Business News of Monday, 23 January 2017
Ghana’s foreign policy has shifted from the normal diplomacy of ensuring good neighbourliness to economic diplomacy, where Ghana must gain economically in its relationship with other countries, Minister-designate of Foreign Affairs Shirley Ayorkor Botchwey has stated.
“The foreign policy of this country has shifted focus from what we call normal diplomacy, that is, good neighbourliness, good relations, making sure that the countries surrounding you, you are very chummy with them and all of that. What we have moved to is economic diplomacy…and that is to ensure that in every relationship that Ghana engages in, that relationship should end up in promoting and protecting the interest of Ghana and also to ensure that it ends up in giving us positive dividends towards our development economically.
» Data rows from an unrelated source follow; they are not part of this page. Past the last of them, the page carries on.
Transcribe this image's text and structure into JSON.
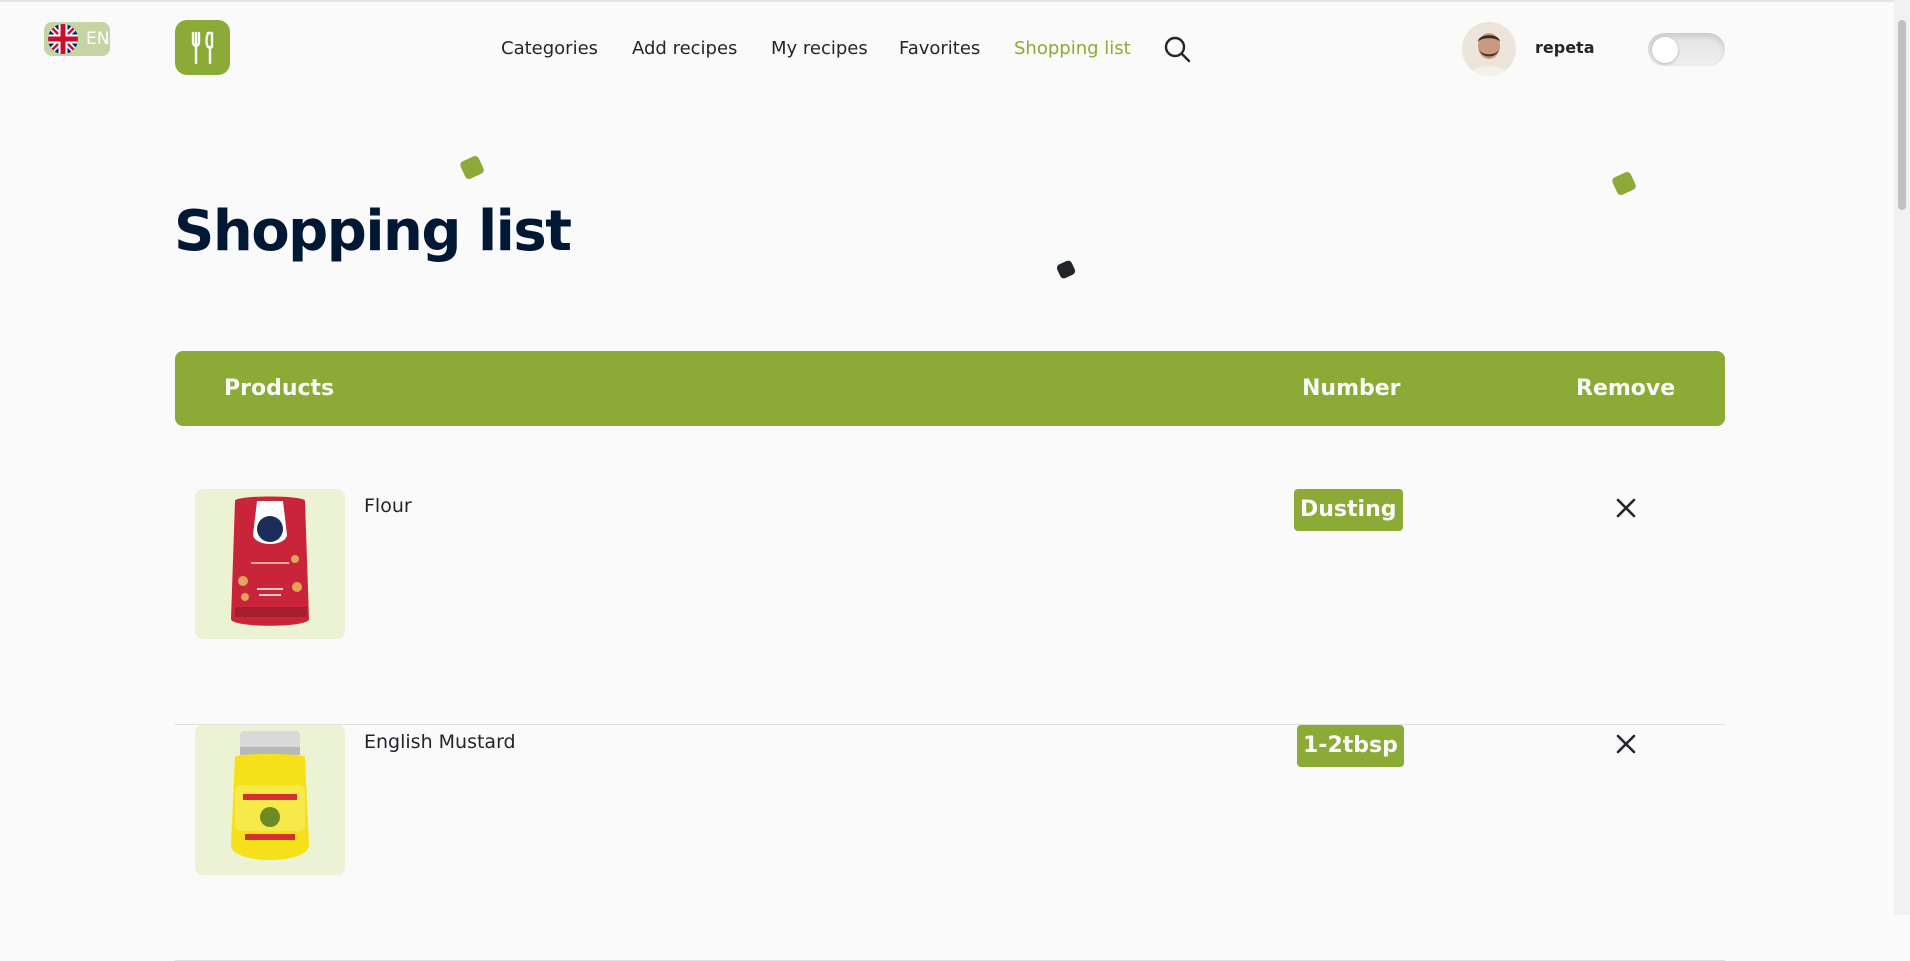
{
  "language": {
    "code": "EN",
    "flag_icon": "uk-flag-icon"
  },
  "logo": {
    "icon": "fork-knife-icon",
    "color": "#8baa36"
  },
  "nav": {
    "items": [
      {
        "label": "Categories"
      },
      {
        "label": "Add recipes"
      },
      {
        "label": "My recipes"
      },
      {
        "label": "Favorites"
      },
      {
        "label": "Shopping list",
        "active": true
      }
    ],
    "search_icon": "search-icon"
  },
  "user": {
    "name": "repeta",
    "theme_toggle": "off"
  },
  "page": {
    "title": "Shopping list"
  },
  "table": {
    "headers": {
      "products": "Products",
      "number": "Number",
      "remove": "Remove"
    },
    "rows": [
      {
        "name": "Flour",
        "quantity": "Dusting",
        "image": "flour-pack-image"
      },
      {
        "name": "English Mustard",
        "quantity": "1-2tbsp",
        "image": "mustard-jar-image"
      }
    ]
  },
  "colors": {
    "accent": "#8baa36",
    "title": "#001833",
    "background": "#fafafa"
  }
}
So, that is the thrust of our foreign policy right now,” she told parliament’s Appointments Committee when she appeared before it on Monday January 23.
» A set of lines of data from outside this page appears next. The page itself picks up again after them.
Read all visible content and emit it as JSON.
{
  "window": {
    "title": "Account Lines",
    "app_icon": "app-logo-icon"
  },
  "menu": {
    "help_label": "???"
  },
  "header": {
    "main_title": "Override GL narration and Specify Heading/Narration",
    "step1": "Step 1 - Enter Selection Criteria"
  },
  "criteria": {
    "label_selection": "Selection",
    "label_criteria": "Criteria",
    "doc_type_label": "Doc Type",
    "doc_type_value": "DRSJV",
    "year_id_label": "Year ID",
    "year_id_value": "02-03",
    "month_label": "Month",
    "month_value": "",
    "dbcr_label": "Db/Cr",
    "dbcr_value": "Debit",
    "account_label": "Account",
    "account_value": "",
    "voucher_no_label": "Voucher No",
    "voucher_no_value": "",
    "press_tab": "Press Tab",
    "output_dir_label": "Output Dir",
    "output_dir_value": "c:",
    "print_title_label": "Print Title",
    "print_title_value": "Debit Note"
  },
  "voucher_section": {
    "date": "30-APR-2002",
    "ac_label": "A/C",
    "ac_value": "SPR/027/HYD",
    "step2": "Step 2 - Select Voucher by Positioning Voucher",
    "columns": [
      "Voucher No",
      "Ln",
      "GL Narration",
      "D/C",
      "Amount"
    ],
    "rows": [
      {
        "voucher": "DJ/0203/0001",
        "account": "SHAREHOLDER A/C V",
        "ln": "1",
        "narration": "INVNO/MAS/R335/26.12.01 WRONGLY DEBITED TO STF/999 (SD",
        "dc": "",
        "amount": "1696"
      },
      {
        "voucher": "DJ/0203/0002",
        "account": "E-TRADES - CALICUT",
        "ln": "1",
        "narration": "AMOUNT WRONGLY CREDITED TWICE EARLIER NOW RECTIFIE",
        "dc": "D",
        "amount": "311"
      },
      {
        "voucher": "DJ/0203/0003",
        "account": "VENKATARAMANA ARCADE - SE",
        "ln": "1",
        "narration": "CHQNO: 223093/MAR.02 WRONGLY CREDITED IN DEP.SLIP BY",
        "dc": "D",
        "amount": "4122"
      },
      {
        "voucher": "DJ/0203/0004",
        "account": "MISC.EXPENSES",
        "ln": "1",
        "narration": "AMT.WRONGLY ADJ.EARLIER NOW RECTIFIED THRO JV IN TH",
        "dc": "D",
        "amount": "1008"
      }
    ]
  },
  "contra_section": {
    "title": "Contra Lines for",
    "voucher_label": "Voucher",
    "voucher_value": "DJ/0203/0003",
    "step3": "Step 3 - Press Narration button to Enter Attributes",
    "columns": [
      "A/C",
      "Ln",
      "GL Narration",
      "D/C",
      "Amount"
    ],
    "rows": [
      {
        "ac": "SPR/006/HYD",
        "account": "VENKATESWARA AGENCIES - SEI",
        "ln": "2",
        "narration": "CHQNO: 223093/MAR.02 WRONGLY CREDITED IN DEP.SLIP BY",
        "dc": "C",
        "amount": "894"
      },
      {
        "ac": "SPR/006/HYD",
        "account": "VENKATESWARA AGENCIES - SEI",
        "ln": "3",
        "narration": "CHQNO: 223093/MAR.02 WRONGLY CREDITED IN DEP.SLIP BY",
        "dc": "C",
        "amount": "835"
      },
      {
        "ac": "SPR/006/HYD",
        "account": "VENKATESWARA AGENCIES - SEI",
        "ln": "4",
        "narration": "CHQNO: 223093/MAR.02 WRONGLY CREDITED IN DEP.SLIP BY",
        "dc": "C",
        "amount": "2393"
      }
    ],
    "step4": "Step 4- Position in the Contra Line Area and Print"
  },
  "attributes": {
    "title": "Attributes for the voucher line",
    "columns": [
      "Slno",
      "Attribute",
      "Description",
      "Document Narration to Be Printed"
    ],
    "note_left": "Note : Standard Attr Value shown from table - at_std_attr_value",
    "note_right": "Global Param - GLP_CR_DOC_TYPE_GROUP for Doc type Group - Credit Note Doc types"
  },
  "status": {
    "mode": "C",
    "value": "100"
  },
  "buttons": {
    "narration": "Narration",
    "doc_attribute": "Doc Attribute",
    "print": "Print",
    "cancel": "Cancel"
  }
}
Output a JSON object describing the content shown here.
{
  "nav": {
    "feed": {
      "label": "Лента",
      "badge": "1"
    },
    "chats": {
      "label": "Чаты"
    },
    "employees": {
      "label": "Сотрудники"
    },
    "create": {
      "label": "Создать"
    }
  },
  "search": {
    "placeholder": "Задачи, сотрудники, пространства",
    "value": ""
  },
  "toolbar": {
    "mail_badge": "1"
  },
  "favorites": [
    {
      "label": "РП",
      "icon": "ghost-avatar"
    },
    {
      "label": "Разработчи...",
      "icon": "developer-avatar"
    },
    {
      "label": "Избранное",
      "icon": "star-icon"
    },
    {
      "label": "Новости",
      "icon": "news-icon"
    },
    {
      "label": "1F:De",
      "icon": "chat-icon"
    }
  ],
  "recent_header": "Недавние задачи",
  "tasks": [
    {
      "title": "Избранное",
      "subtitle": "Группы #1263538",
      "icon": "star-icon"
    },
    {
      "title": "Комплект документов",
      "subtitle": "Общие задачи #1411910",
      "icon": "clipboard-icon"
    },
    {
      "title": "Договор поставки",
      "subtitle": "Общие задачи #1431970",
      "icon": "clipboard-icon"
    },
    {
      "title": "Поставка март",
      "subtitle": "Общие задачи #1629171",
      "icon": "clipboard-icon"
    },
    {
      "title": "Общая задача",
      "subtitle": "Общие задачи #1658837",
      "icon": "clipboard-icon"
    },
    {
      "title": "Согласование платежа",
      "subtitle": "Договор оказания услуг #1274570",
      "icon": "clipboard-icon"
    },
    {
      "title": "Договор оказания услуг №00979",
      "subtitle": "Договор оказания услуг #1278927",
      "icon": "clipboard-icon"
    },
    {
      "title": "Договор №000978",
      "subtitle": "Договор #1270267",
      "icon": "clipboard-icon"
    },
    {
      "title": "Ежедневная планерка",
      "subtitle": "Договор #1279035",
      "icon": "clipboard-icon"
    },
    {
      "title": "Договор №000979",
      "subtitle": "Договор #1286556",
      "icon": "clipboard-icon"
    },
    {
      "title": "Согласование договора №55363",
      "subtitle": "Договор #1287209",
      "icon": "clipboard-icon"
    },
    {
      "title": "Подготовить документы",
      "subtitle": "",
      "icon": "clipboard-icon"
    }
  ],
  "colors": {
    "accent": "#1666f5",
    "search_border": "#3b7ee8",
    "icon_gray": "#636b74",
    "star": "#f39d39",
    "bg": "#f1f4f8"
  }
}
The Member of Parliament for Anyaa Sowutuom added that as part of its foreign policy, Ghana will seek to deepen engagement with ECOWAS and the African Union to promote trade with member states.
“In the NPP manifesto, we have decided that one area that we need to focus on is the area of our engagement with our multilateral agencies such as ECOWAS and the African Union (AU). ECOWAS, because we believe that with the industrialisation that we intend to embark on, we should be able to trade within the region, that is the West African region, and also within the continent and, therefore, our foreign policy is to make ECOWAS strong, is to make the African Union strong and we should make our membership felt within these agencies,” she noted.
“We should be able as a country, as we have done in the past, to shape consensus within the ECOWAS region because if we are able to get things right and get ECOWAS to work very well, we have a ready market of 350 million. Right now, Ghana or West Africa, and by extension Africa, we do not trade amongst ourselves. We always look outside the continent to trade with Europe or the Asian countries. I think it’s about time we start looking within because we have so much potential but we need to get things right,” he added.